Я тебя принял, а ты даже отчество отказался поменять. Неблагодарный. Вот тебе срок, Андрей. До субботы. Делай Лизе предложение, или клянусь – в эту квартиру ты больше не войдешь. Отныне никакого блата и подтирания твоей грязи.

За минуту он собрался и, громко хлопнув дверью, пошел вниз к своей служебке.

Жестокий разговор парализовал меня. Виктория Револиевна успокаивала меня, Римма сидела на стуле и вздыхала, а я пытался отогнать от себе мерещащие скорым убийством мысли.

Глава 7. Союз

– Как ты додумался согласиться на её встречу в субботу? – Курочка ходил по моему кабинету, весь нервничал и ругался. – Как? Да к черту эту Лиру вообще!

– Не могу. Я недостаточно сепарирован… то есть, хочу сказать, папаша сильно давит.

Курочка плюхнулся на стул. Он пустил в свою шевелюру пальцы, чесал голову и недовольно мотал головой.

– Значит так. От Лиры нужно избавиться.

– Что, расстреляем? – я горько усмехнулся. – Мне звонить в КГБ? Алло, тут шпион западногерманской разведки?

– Да при чем тут они? Соберись. Такой шанс, как в эту субботу, у нас больше не предвидится. Иван открывает дорогу вперед. И ты, и я, и он – мы мыслим примерно в унисон.

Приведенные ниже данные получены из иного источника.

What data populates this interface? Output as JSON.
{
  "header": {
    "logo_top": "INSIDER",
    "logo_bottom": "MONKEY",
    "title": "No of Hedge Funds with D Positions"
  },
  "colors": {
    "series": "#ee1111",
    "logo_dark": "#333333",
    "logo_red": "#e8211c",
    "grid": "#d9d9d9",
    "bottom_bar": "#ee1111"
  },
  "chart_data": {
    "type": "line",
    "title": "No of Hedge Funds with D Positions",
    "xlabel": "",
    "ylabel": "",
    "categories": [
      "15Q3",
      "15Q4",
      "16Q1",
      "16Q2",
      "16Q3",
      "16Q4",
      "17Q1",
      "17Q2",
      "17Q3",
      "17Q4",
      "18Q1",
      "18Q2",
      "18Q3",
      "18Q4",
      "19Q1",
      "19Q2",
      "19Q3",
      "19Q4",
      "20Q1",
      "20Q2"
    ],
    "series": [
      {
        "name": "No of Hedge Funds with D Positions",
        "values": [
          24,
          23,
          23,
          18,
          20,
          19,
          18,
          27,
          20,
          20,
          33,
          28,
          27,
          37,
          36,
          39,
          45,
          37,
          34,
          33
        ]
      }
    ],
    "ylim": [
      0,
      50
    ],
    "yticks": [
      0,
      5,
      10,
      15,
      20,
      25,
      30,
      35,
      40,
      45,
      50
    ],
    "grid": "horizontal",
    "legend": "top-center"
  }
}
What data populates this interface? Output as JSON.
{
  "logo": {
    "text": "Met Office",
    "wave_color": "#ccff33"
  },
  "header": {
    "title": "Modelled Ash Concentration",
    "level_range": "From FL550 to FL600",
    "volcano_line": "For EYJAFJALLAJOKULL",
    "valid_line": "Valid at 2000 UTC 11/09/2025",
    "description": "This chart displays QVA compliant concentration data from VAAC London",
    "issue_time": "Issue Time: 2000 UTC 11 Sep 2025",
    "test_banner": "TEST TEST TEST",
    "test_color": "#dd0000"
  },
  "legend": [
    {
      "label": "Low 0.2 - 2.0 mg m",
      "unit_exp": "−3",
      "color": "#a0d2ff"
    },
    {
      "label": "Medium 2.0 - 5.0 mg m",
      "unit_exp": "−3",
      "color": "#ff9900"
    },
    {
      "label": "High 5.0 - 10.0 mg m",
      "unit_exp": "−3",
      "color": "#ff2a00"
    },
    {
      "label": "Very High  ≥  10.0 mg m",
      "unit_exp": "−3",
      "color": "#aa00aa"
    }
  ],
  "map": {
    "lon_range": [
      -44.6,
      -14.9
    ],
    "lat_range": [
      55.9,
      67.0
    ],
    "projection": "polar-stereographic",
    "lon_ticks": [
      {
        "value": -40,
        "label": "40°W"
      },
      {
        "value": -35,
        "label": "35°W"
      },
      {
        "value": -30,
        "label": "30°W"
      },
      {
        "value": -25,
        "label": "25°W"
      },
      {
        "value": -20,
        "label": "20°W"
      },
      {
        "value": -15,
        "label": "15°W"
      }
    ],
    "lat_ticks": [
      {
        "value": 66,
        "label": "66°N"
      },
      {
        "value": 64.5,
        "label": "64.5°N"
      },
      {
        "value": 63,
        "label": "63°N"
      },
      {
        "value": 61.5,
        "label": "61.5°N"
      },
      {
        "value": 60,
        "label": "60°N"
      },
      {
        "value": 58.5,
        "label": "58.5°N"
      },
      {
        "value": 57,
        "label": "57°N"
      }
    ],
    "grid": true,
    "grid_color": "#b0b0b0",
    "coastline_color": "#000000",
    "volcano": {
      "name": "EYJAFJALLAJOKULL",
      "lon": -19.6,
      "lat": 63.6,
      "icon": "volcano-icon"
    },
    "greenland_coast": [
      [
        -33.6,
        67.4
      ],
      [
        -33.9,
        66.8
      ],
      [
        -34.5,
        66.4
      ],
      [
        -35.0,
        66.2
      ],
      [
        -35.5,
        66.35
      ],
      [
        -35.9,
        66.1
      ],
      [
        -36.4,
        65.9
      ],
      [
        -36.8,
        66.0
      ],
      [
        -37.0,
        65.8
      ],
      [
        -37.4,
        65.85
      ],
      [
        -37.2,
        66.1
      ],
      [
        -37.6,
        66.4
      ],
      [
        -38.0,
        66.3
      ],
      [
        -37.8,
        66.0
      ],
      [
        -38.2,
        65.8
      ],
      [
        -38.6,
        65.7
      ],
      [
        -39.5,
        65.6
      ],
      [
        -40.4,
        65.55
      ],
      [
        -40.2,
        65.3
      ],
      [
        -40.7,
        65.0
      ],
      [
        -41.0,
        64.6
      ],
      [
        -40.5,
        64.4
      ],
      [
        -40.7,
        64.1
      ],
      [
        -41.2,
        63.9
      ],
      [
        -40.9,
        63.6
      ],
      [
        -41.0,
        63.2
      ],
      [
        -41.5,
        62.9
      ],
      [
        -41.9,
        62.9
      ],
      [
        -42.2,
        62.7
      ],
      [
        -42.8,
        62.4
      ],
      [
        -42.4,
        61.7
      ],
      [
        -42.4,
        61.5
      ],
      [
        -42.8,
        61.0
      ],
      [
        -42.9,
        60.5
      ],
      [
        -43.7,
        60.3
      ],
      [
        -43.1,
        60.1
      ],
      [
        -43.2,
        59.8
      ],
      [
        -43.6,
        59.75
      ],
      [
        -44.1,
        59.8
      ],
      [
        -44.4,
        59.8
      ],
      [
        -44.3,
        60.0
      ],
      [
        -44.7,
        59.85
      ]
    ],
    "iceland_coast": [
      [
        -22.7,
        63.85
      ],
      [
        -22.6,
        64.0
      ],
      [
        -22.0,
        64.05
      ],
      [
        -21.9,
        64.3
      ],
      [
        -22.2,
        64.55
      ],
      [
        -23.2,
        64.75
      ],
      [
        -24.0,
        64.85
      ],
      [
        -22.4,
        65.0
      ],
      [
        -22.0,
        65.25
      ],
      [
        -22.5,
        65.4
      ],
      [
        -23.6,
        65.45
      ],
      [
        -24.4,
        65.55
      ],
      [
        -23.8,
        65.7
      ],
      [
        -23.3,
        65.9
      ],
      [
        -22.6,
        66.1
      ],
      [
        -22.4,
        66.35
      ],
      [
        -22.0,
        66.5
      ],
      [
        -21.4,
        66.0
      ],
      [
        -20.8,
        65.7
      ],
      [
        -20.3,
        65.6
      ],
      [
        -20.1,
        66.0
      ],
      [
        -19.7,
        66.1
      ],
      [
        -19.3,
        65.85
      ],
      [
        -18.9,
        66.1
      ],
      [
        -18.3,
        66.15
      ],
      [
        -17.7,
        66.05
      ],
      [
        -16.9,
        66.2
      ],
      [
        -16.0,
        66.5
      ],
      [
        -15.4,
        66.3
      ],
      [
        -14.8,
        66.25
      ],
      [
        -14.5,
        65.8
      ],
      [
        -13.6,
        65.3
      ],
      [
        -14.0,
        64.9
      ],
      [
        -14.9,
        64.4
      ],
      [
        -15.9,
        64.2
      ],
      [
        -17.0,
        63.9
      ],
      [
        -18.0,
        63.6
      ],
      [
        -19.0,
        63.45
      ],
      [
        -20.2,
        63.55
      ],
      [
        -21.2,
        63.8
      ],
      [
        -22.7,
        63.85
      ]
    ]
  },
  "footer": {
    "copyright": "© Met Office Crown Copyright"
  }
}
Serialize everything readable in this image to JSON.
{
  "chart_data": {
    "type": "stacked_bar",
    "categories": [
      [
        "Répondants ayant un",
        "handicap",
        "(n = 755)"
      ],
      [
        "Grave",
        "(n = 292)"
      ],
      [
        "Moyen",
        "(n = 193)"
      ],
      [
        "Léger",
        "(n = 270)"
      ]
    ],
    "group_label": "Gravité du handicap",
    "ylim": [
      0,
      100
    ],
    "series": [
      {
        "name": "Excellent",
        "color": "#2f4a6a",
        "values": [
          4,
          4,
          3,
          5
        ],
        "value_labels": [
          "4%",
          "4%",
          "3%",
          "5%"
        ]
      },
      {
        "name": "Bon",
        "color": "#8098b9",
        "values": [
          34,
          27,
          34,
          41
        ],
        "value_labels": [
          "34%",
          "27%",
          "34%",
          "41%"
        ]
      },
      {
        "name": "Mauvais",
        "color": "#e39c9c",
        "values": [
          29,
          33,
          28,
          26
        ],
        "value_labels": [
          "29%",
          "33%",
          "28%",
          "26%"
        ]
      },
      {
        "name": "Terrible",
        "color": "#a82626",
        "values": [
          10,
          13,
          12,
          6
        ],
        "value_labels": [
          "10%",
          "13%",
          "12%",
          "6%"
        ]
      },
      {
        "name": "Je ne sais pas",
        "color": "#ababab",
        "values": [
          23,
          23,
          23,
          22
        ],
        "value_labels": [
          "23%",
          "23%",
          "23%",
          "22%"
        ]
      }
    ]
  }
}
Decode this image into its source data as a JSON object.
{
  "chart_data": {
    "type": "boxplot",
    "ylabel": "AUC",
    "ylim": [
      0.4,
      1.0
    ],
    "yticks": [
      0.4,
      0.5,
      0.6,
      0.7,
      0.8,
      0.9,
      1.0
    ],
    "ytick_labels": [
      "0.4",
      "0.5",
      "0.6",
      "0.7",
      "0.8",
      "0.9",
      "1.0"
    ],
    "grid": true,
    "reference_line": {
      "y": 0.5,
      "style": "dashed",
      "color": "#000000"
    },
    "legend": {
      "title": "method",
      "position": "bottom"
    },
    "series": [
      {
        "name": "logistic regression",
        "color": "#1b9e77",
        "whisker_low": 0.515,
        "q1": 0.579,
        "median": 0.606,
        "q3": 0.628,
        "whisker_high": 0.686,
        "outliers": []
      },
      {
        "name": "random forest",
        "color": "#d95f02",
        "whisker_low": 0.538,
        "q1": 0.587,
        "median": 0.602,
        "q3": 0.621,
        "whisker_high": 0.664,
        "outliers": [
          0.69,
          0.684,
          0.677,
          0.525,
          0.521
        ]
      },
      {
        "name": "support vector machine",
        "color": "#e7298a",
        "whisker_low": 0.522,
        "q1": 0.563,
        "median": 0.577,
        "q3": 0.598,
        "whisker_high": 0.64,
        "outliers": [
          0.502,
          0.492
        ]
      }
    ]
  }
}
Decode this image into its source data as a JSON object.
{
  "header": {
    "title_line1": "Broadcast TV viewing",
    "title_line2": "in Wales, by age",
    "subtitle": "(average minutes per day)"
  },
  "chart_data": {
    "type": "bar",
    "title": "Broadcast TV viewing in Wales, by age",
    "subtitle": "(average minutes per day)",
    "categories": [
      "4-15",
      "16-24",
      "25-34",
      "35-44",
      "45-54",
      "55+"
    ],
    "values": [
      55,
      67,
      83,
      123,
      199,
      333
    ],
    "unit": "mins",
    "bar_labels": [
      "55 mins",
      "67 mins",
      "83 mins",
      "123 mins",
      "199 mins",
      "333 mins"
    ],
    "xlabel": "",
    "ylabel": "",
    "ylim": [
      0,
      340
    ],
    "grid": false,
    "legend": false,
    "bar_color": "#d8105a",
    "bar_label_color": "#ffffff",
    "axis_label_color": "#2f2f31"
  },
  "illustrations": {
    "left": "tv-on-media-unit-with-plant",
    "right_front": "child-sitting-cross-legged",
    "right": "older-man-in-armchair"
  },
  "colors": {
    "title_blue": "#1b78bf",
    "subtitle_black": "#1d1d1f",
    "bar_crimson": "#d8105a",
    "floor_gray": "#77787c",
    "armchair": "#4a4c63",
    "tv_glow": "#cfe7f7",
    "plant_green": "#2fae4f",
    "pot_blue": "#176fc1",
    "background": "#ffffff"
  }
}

– Ну вот видишь, Сережа, какая ситуация получается. Иван нам что-то там пообещал, что-то будет. Или нет. А тут Лира прямо передо мной растекалась, обещала протекцию. Да и Иван не отец, который ультиматум предъявил.

– Это Лира. Она летящая, оглянуться не успеешь – уже чемодан в Париже распаковывает. Она же без ума от чудаков, интеллигенции и всяких неформалов.

– Мне показалось, что она просто избалованная.

– Не только. Её не корми, только притворись юродивым, все деньги тебе отдаст за мазню на холсте или стишок-частушку.

Я разозлился. Сергей сейчас не поддерживает, а по-жесткому топит. Хватило разборок мне с Григорием Максимовичем. На рубашку плевать, новую всегда куплю или закажут в ателье, но посягательство на личные границы для меня – ред флаг с аварийной сиреной. Решать всё равно предстоит мне, не Сереже ведь идти в ЗАГС с заявлением, не ему находиться под прессом отца “Андрея Ивановича”.

И вообще, мне всего лишь двадцать лет. Двадцать, Карл! Какая свадьба, какой брак в двадцать? Нормальные люди находят свою любовь, когда уверены в себе. А я полукалич, застал первые секунды бомбардировки, я знаю, что Москву уничтожили, всех моих знакомых разнесло на атомы ядерным взрывом; оказавшись в СССР, мне пришлось превратиться в крипанутого.

Грядет разговор с “отцом”. Не знаю, как именно, но теперь очень хочется вмешаться и изменить статусы отношений. Что это вообще было? Он даже слушать не желал, врубил на полную директора и сагрился на каких-то пустых моментах. И Лира тоже молодец, чего она там разнылась в подъезде? Из-за того, что не поцеловал?

Ладно. Всё-таки часть ответственности за её состояние на мне лежит. Мог бы вести себя помягче. Лира выпила, её развезло. Выпала из потока. За эмоциями в одну ногу шагает поведение. Судя по взглядам, девушка ко всему советскому относится очень плохо. В СССР немногие могли позволить себе столь явственно развиться до такого состояния. Может, много кто и скрывал свое мнение, но она точно ничего не скрывала: “Я умираю, я умираю, помогите!”.

Её реакция на мое отношение тоже логична. Я сразу же занял позицию агрессивно защищающегося: “Что надо?”. Жившей всегда под золотым крылом неведом отказ. Как? Отказали? Мне? Впрочем, у этой позиции есть не только издержки: чрезмерное восхищение ею после “долгой разлуки” могло вызвать подозрения.

– Андрей! – крикнул Курочка.

Я молниеносно вернулся в кабинет: “Да-да, что ты там говорил?”